Entity Embeddings

Hello! I am retrieving the embeddings generated for categorical variables for using as an input in another model. I know the order of embeddings is the same as that of the categorical variables that we specify, but I’m a little confused of the order of the values within each embedding.

For example, let’s say I have a DataFrame with a categorical variable (‘thing’) like the following:

	imp	thing
0	1	fish
1	2	cake
2	3	melon
3	7	melon

After converting it to categories, it gives me:
Categories (3, object): [cake < fish < melon]
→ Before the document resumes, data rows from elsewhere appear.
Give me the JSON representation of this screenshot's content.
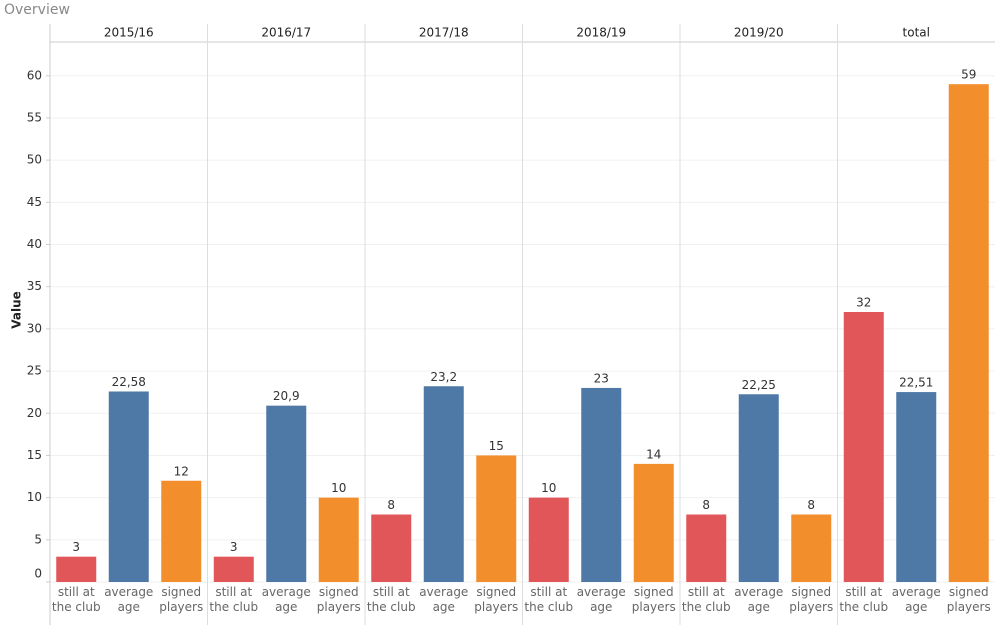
{
  "chart_data": {
    "type": "bar",
    "title": "Overview",
    "y_label": "Value",
    "categories": [
      "still at the club",
      "average age",
      "signed players"
    ],
    "colors": [
      "#e15759",
      "#4e79a7",
      "#f28e2b"
    ],
    "panels": [
      {
        "name": "2015/16",
        "values": [
          3,
          22.58,
          12
        ],
        "value_labels": [
          "3",
          "22,58",
          "12"
        ]
      },
      {
        "name": "2016/17",
        "values": [
          3,
          20.9,
          10
        ],
        "value_labels": [
          "3",
          "20,9",
          "10"
        ]
      },
      {
        "name": "2017/18",
        "values": [
          8,
          23.2,
          15
        ],
        "value_labels": [
          "8",
          "23,2",
          "15"
        ]
      },
      {
        "name": "2018/19",
        "values": [
          10,
          23,
          14
        ],
        "value_labels": [
          "10",
          "23",
          "14"
        ]
      },
      {
        "name": "2019/20",
        "values": [
          8,
          22.25,
          8
        ],
        "value_labels": [
          "8",
          "22,25",
          "8"
        ]
      },
      {
        "name": "total",
        "values": [
          32,
          22.51,
          59
        ],
        "value_labels": [
          "32",
          "22,51",
          "59"
        ]
      }
    ],
    "ylim": [
      0,
      64
    ],
    "yticks": [
      0,
      5,
      10,
      15,
      20,
      25,
      30,
      35,
      40,
      45,
      50,
      55,
      60
    ],
    "grid": true
  }
}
Now, suppose I have the following embedding for the variable:
[0.2. 0.4
0.1 0.3
0.9. 0.7]

Is the order same as the order of the values, i.e. does this mean that [0.2 0.4] is the embedding for cake, [0.1 0.3] for fish, and [0.9 0.7] for melon? Or is the order according to the order of the values in the data frame, i.e. [0.2 0.4] for fish, [0.1 0.3] for cake and so on?

Thanks in advance!

The first row of your embedding matrix should align with category 0 of thing. I believe that would be cake, but to make sure, I would compare df.thing.cat.codes to df.thing and make sure that cake is encoded as 0, fish as 1, and melon as 2.

1 Like

Hi, may I know how to retrieve the embeddings generated for the categorical variables? Thanks.